Would JFK have committed a half million troops to the Vietnam War? Hodgson thinks he would have done as LBJ had, given the fact that he and his advisors, plus his influential hardline brother, were convinced cold warriors. But others, also close to JFK, and notably Gordon Goldstein, McGeorge Bundy’s amanuenses, researcher and ghost writer, whose “Lessons in Disaster: McGeorge Bundy and the Path to War in Vietnam” based on the pro-war Bundy’s notes and recollections, concluded otherwise. Obviously, we’ll never know.

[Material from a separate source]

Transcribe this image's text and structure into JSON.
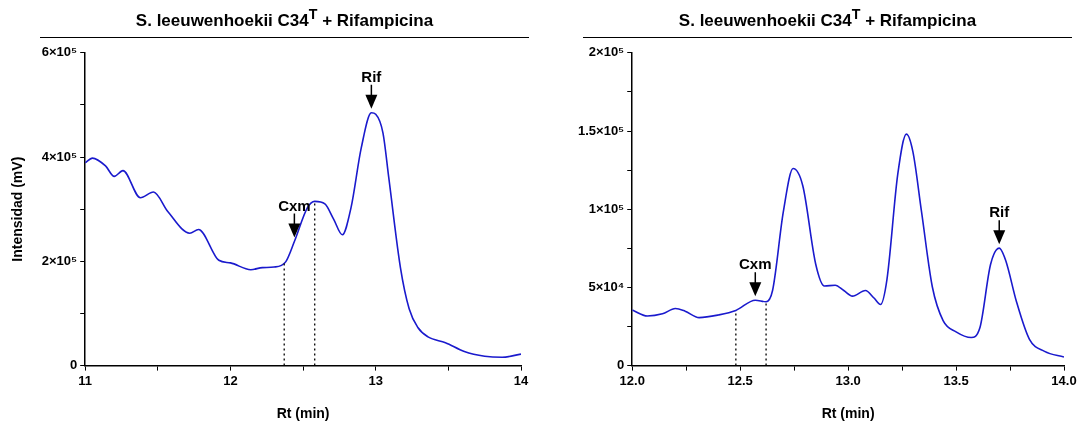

What Hodgson does well is describe a largely undetected political earthquake that, as late as 1968, had many pundits mistakenly viewing the New Left and Black Power as permanent fixtures. What was missed was the anger felt by many working and lower middle class whites who saw themselves as victims of “reverse discrimination” overlooked by LBJ’s civil rights triumphs. In 1968, the symbol of their resentment, George Wallace, ran on a platform of “law and order,” and pro-segregation and drew a surprisingly large white vote in Northern and Midwestern states, the traditional home of Democratic Party loyalists.

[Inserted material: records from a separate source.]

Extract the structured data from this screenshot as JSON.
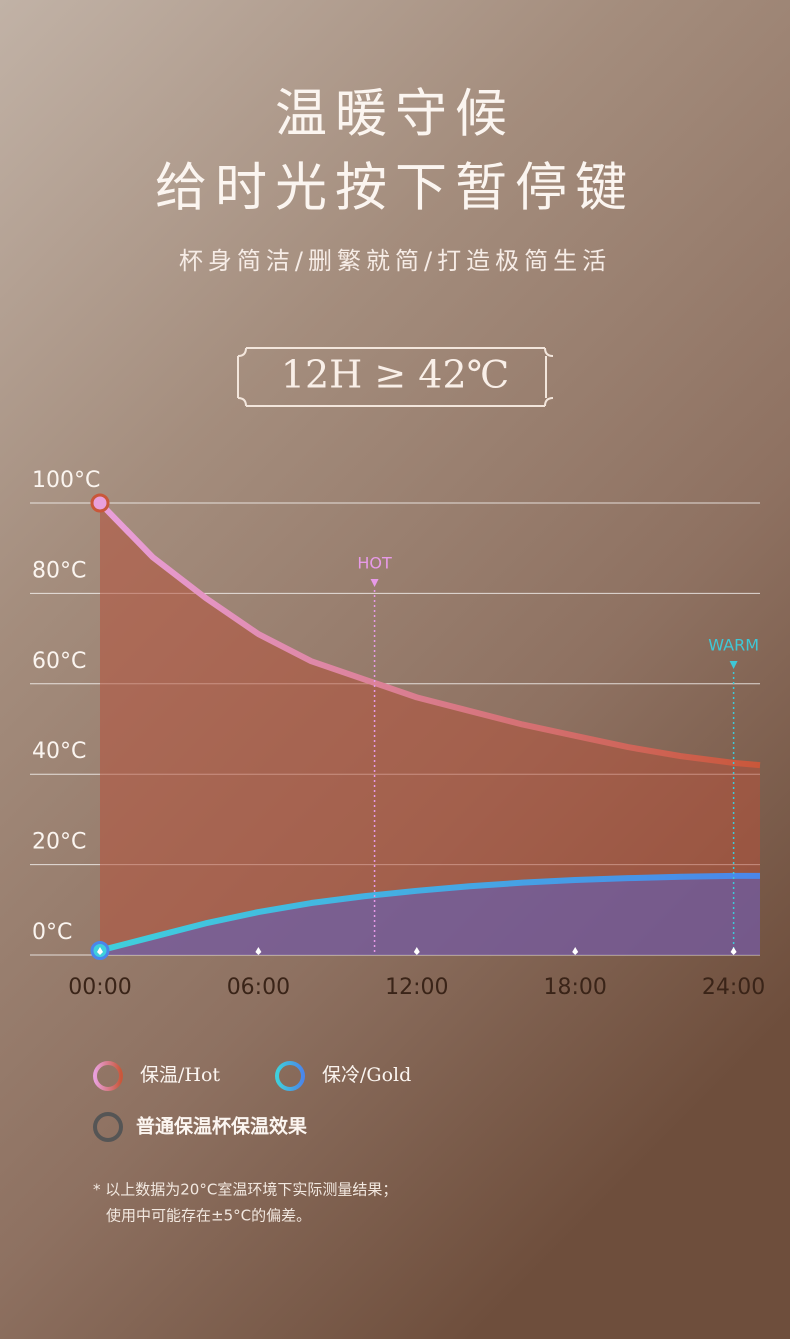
{
  "header": {
    "title_lines": [
      "温暖守候",
      "给时光按下暂停键"
    ],
    "subtitle": "杯身简洁/删繁就简/打造极简生活",
    "badge": "12H ≥ 42℃"
  },
  "chart_data": {
    "type": "line",
    "x": [
      0,
      2,
      4,
      6,
      8,
      10,
      12,
      14,
      16,
      18,
      20,
      22,
      24,
      25
    ],
    "series": [
      {
        "name": "保温/Hot",
        "color": "#e9a0dc",
        "color_end": "#c9573a",
        "fill": "#b4523c",
        "values": [
          100,
          88,
          79,
          71,
          65,
          61,
          57,
          54,
          51,
          48.5,
          46,
          44,
          42.5,
          42
        ]
      },
      {
        "name": "保冷/Gold",
        "color": "#3fd0dc",
        "color_end": "#4a86ea",
        "fill": "#5a5ec8",
        "values": [
          1,
          4,
          7,
          9.5,
          11.5,
          13,
          14.2,
          15.2,
          16,
          16.6,
          17,
          17.3,
          17.5,
          17.5
        ]
      }
    ],
    "legend_extra": {
      "name": "普通保温杯保温效果",
      "color": "#555555"
    },
    "xlim": [
      0,
      25
    ],
    "xticks": [
      {
        "value": 0,
        "label": "00:00"
      },
      {
        "value": 6,
        "label": "06:00"
      },
      {
        "value": 12,
        "label": "12:00"
      },
      {
        "value": 18,
        "label": "18:00"
      },
      {
        "value": 24,
        "label": "24:00"
      }
    ],
    "ylim": [
      0,
      100
    ],
    "yticks": [
      {
        "value": 0,
        "label": "0°C"
      },
      {
        "value": 20,
        "label": "20°C"
      },
      {
        "value": 40,
        "label": "40°C"
      },
      {
        "value": 60,
        "label": "60°C"
      },
      {
        "value": 80,
        "label": "80°C"
      },
      {
        "value": 100,
        "label": "100°C"
      }
    ],
    "grid": true,
    "annotations": [
      {
        "text": "HOT",
        "x": 10.4,
        "color": "#e79ae8"
      },
      {
        "text": "WARM",
        "x": 24,
        "color": "#3fc8d6"
      }
    ],
    "footnote": [
      "* 以上数据为20°C室温环境下实际测量结果；",
      "使用中可能存在±5°C的偏差。"
    ]
  }
}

The Wallace vote meant that many whites abandoned the Democratic Party and would eventually turn into Reagan Democrats. When in 1972 Nixon won by a landslide over the antiwar liberal George McGovern, it marked the end of FDR’s New Deal and LBJ’s hope that his Great Society would see a rebirth. It was then that Ronald Reagan preached that the federal government was our enemy, the same Reagan who opened his presidential campaign in Philadelphia, Mississippi, not far from where Michael Scherer, Andrew Goodman and James Cheney had been killed by the town’s racists. Then Reagan’s PR gimmick, the “Morning in America” catchphrase, went viral. Democrats were cowed. The Conservative Revolution had arrived. and JFK and LBJ were history.

Still, like most 20th Century occupants of the White House save, arguably, FDR, JFK and LBJ and their successors were men of limited capacity when it came to resolving questions of war and peace and establishing economic and racial justice at home. JFK, and LBJ especially, tried to deliver “guns and butter” but could not. It’s a mixture that doesn’t work.